Lawn leaped suddenly to her feet and drew Miss Withers out through the rear of the house, down the steps, across the patio, and down the path which led around the bathhouse. Before them lay the big concrete-lined hole in the ground which had once been the swimming pool, with only a few puddles of murky water at the bottom.
“It was here that they found him,” Lawn said, pointing towards a corner of the pool at the deep end, the widest part of the oval. Peering down, Miss Withers could see the exit of the drainpipe, and by squinting a little she fancied that she could make out the jagged bit of metal which had caught and held the body of Huntley Cairns.
“Dear, dear!” she said.
“Now, look, Miss Withers,” Lawn said abruptly. “Do you know how long a garden rake is?”
“When I was a girl,” the schoolteacher said, “there used to be a riddle about how long is a piece of string, but I forget the answer.”
“This is no riddle. Because garden rakes are all approximately the same length. Wait a minute.” The girl disappeared around the corner of the building and in a mo
ment was back with an ordinary rake. She held it erect on the tiles so that the teeth came almost but not quite to her forehead. “You see? They don’t make rakes any longer than this. The one the police took away as Exhibit A was just like this. And yet Pat is supposed to have murdered Huntley by holding him under with a rake, like this.”
Lawn took the tool to the edge of the swimming pool, reached down with it as far as she could. “You see? The pool was just ten feet deep here, and the rake handle is barely five. If you allow a couple of feet for the width of the body, then the murderer must still have reached down a good three feet into the water in order to hook Huntley’s shorts on to that projecting bit of metal.”

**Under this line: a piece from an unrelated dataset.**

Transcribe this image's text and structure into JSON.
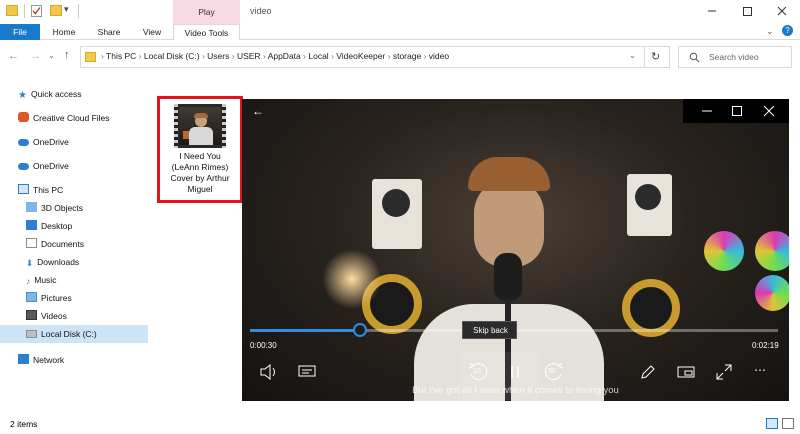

The schoolteacher inclined her head gravely. “Your mathematics seem correct,” she admitted.
“Well, then! Pat’s sleeves were only wet a little at the wrist when I let him out of that dressing room Saturday night. Jed Nicolet can testify to the same thing because he saw Pat in the bar only a little while later.”
“And how about Searles’s sleeves?”
“I didn’t see him. But it wouldn’t matter, even if he was dripping to the shoulder, because he did most of the work hauling the body out, remember. He must have had to reach down as far as he could to hook the rake—” She stopped, biting her lip. “What a grisly business this is!”
Miss Withers was inclined to agree with her. They headed back for the house by way of the toolshed so Lawn could replace the rake. The flagged path led them almost to the kitchen door, and then the schoolteacher stopped short, pointing a lean finger. “What’s that?”
Lawn hesitated. “It looks like Helen’s white bathing suit. I guess Beulah hung it out.”
“A little odd, isn’t it? I mean, the pool has been dry since yesterday morning, so she can’t have been swimming.” The schoolteacher looked at the brief lastex garment, made so form-fitting that it had to be laced like a football at either side, and noticed that the laces had been tied tight and then torn instead of being untied.
“Helen never takes any care of her things,” Lawn informed her. “I used to have to mend them for her, and now Beulah has to do it.”